For instance, pleas which allege that the plaintiff has sued in the wrong court, or -that proper parties have not been joined, or that parties or causes of action have been misjoined, or that the defendant has not been legally served, or that the plaintiff has sued without complying with some statutory prerequisite, such as paying the *333costs in advance where such payment is required, nr that the plaintiff has sued before his debt is due, or any other such matter which does not negative the idea that the defendant is liable to the plaintiff in the cause of action, are dilatory pleas and must be filed at the first term.

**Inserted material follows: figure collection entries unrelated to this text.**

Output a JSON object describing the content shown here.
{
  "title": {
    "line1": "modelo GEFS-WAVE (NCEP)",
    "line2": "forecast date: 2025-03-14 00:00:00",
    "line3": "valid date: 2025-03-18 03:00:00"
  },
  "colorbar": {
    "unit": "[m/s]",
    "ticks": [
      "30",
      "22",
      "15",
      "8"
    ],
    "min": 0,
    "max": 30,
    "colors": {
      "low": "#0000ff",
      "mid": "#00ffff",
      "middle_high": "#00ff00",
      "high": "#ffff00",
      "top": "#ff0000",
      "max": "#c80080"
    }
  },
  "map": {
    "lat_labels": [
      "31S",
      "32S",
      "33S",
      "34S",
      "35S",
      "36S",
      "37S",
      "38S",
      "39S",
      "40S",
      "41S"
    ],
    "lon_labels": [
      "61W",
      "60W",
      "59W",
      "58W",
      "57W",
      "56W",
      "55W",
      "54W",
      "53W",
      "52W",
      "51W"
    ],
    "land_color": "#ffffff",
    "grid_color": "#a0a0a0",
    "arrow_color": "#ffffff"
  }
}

As- we attempted to show in the original opinion, the fact that the plaintiff was a servant engaged in interstate commerce did not tend to deny or to diminish the defendant’s liability to him upon the very cause of action he was asserting, and did not give the defendant any other substantial right against him which it could not assert under the pleas already filed in the case. The defendant, by the amendment to its plea, in effect merely asserted that the plaintiff should not be allowed to proceed with his suit as it was laid in his petition, but should be required to amend (if amendment were permissible), or to sue over again in another way or in another court, on the identical cause of action. The objection that the plea “set up no defense to the plaintiff’s action” was, therefore, as we see it, well taken; and the court did not err in sustaining the objection. Rehearingr denied.